Passer le pont

PETERSEN Pia

Récemment licenciée à l’instigation de ses collègues, Kara désemparée subit progressivement l’ascendant tyrannique et l’emprise impitoyable de Nathan, ancien psychanalyste. Dépossédée de tout, isolée psychologiquement dans une communauté confinée, elle succombe au charisme du chef, tout en repoussant ses avances. Cruel, ce dernier crée et détruit les couples dans son microcosme, causant suicides et dépressions. Accusée violemment, affamée, Kara mène une existence sordide, mendie et vole, accepte avec docilité de travailler, finit par nouer d’autres liens et retrouver un embryon d’esprit critique.

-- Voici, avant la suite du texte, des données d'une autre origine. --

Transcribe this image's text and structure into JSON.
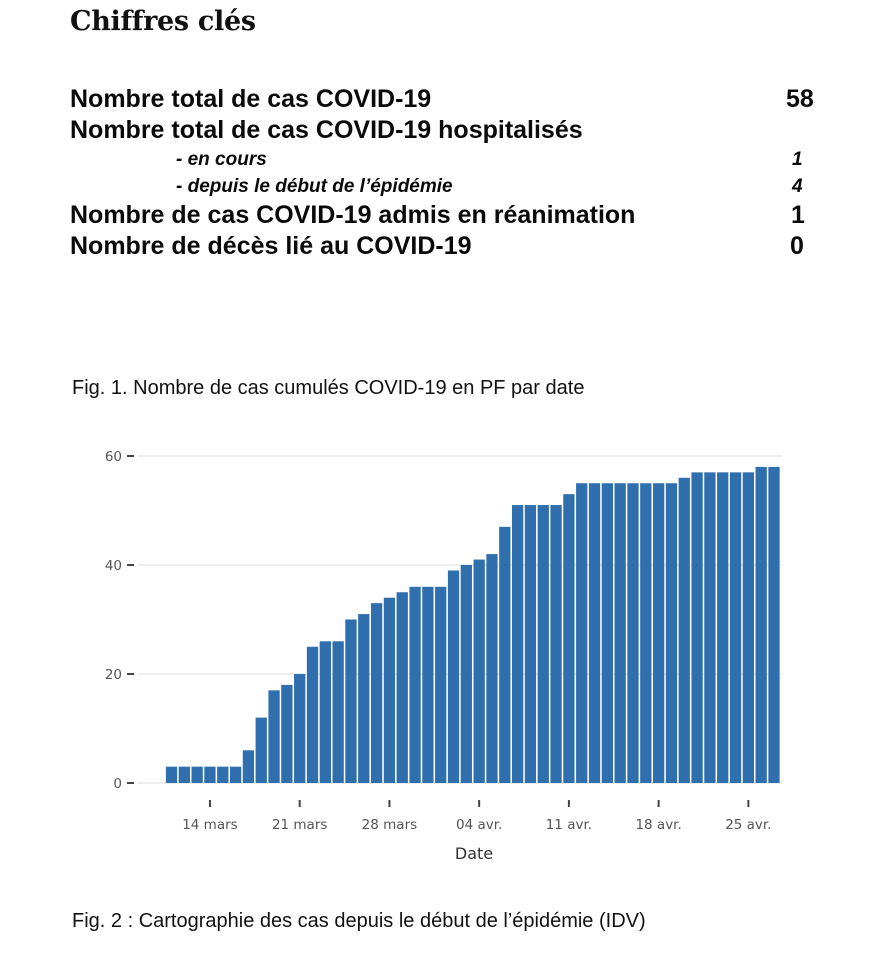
{
  "heading": "Chiffres clés",
  "key_figures": {
    "total_cases": {
      "label": "Nombre total de cas COVID-19",
      "value": "58"
    },
    "hospitalised_header": {
      "label": "Nombre total de cas COVID-19 hospitalisés"
    },
    "hospitalised_current": {
      "label": "- en cours",
      "value": "1"
    },
    "hospitalised_since_start": {
      "label": "- depuis le début de l’épidémie",
      "value": "4"
    },
    "icu": {
      "label": "Nombre de cas COVID-19 admis en réanimation",
      "value": "1"
    },
    "deaths": {
      "label": "Nombre de décès lié au COVID-19",
      "value": "0"
    }
  },
  "fig1_caption": "Fig. 1. Nombre de cas cumulés COVID-19 en PF par date",
  "fig2_caption": "Fig. 2 : Cartographie des cas depuis le début de l’épidémie (IDV)",
  "chart_data": {
    "type": "bar",
    "x": [
      "11 mars",
      "12 mars",
      "13 mars",
      "14 mars",
      "15 mars",
      "16 mars",
      "17 mars",
      "18 mars",
      "19 mars",
      "20 mars",
      "21 mars",
      "22 mars",
      "23 mars",
      "24 mars",
      "25 mars",
      "26 mars",
      "27 mars",
      "28 mars",
      "29 mars",
      "30 mars",
      "31 mars",
      "01 avr.",
      "02 avr.",
      "03 avr.",
      "04 avr.",
      "05 avr.",
      "06 avr.",
      "07 avr.",
      "08 avr.",
      "09 avr.",
      "10 avr.",
      "11 avr.",
      "12 avr.",
      "13 avr.",
      "14 avr.",
      "15 avr.",
      "16 avr.",
      "17 avr.",
      "18 avr.",
      "19 avr.",
      "20 avr.",
      "21 avr.",
      "22 avr.",
      "23 avr.",
      "24 avr.",
      "25 avr.",
      "26 avr.",
      "27 avr."
    ],
    "values": [
      3,
      3,
      3,
      3,
      3,
      3,
      6,
      12,
      17,
      18,
      20,
      25,
      26,
      26,
      30,
      31,
      33,
      34,
      35,
      36,
      36,
      36,
      39,
      40,
      41,
      42,
      47,
      51,
      51,
      51,
      51,
      53,
      55,
      55,
      55,
      55,
      55,
      55,
      55,
      55,
      56,
      57,
      57,
      57,
      57,
      57,
      58,
      58
    ],
    "xlabel": "Date",
    "ylabel": "",
    "ylim": [
      0,
      60
    ],
    "yticks": [
      "0",
      "20",
      "40",
      "60"
    ],
    "xticks": [
      "14 mars",
      "21 mars",
      "28 mars",
      "04 avr.",
      "11 avr.",
      "18 avr.",
      "25 avr."
    ],
    "bar_color": "#2f6fae",
    "grid": true
  }
}
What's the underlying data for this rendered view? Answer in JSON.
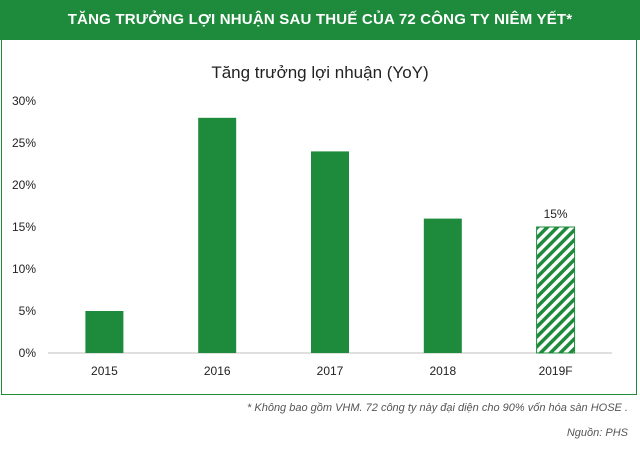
{
  "header": {
    "title": "TĂNG TRƯỞNG LỢI NHUẬN SAU THUẾ CỦA 72 CÔNG TY NIÊM YẾT*"
  },
  "colors": {
    "accent": "#1e8a3c",
    "bar": "#1e8a3c"
  },
  "chart_data": {
    "type": "bar",
    "title": "Tăng trưởng lợi nhuận (YoY)",
    "xlabel": "",
    "ylabel": "",
    "categories": [
      "2015",
      "2016",
      "2017",
      "2018",
      "2019F"
    ],
    "values": [
      5,
      28,
      24,
      16,
      15
    ],
    "hatched": [
      false,
      false,
      false,
      false,
      true
    ],
    "data_labels": [
      "",
      "",
      "",
      "",
      "15%"
    ],
    "ylim": [
      0,
      30
    ],
    "yticks": [
      "0%",
      "5%",
      "10%",
      "15%",
      "20%",
      "25%",
      "30%"
    ],
    "yticks_values": [
      0,
      5,
      10,
      15,
      20,
      25,
      30
    ],
    "grid": false,
    "legend": "none"
  },
  "footer": {
    "note": "* Không bao gồm VHM. 72 công ty này đại diện cho 90% vốn hóa sàn HOSE .",
    "source": "Nguồn: PHS"
  }
}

La société dont la surconsommation aliénante la dégoûtait est préférable à l’enfermement et à la pornographie sadique.  Ce récit introspectif décrit bien l’espionnage mutuel, le climat angoissant de la secte, les multiples contradictions et la capacité de souffrance d’une femme réagissant instinctivement mais tardivement au tyran qui les hypnotisait et les détruisait tous. Si les constants retours en arrière nécessitent une lecture attentive, le style rapide et incisif et la force d’évocation appréciés dans Une fenêtre au hasard (NB août-septembre 2005) rendent la lecture poignante.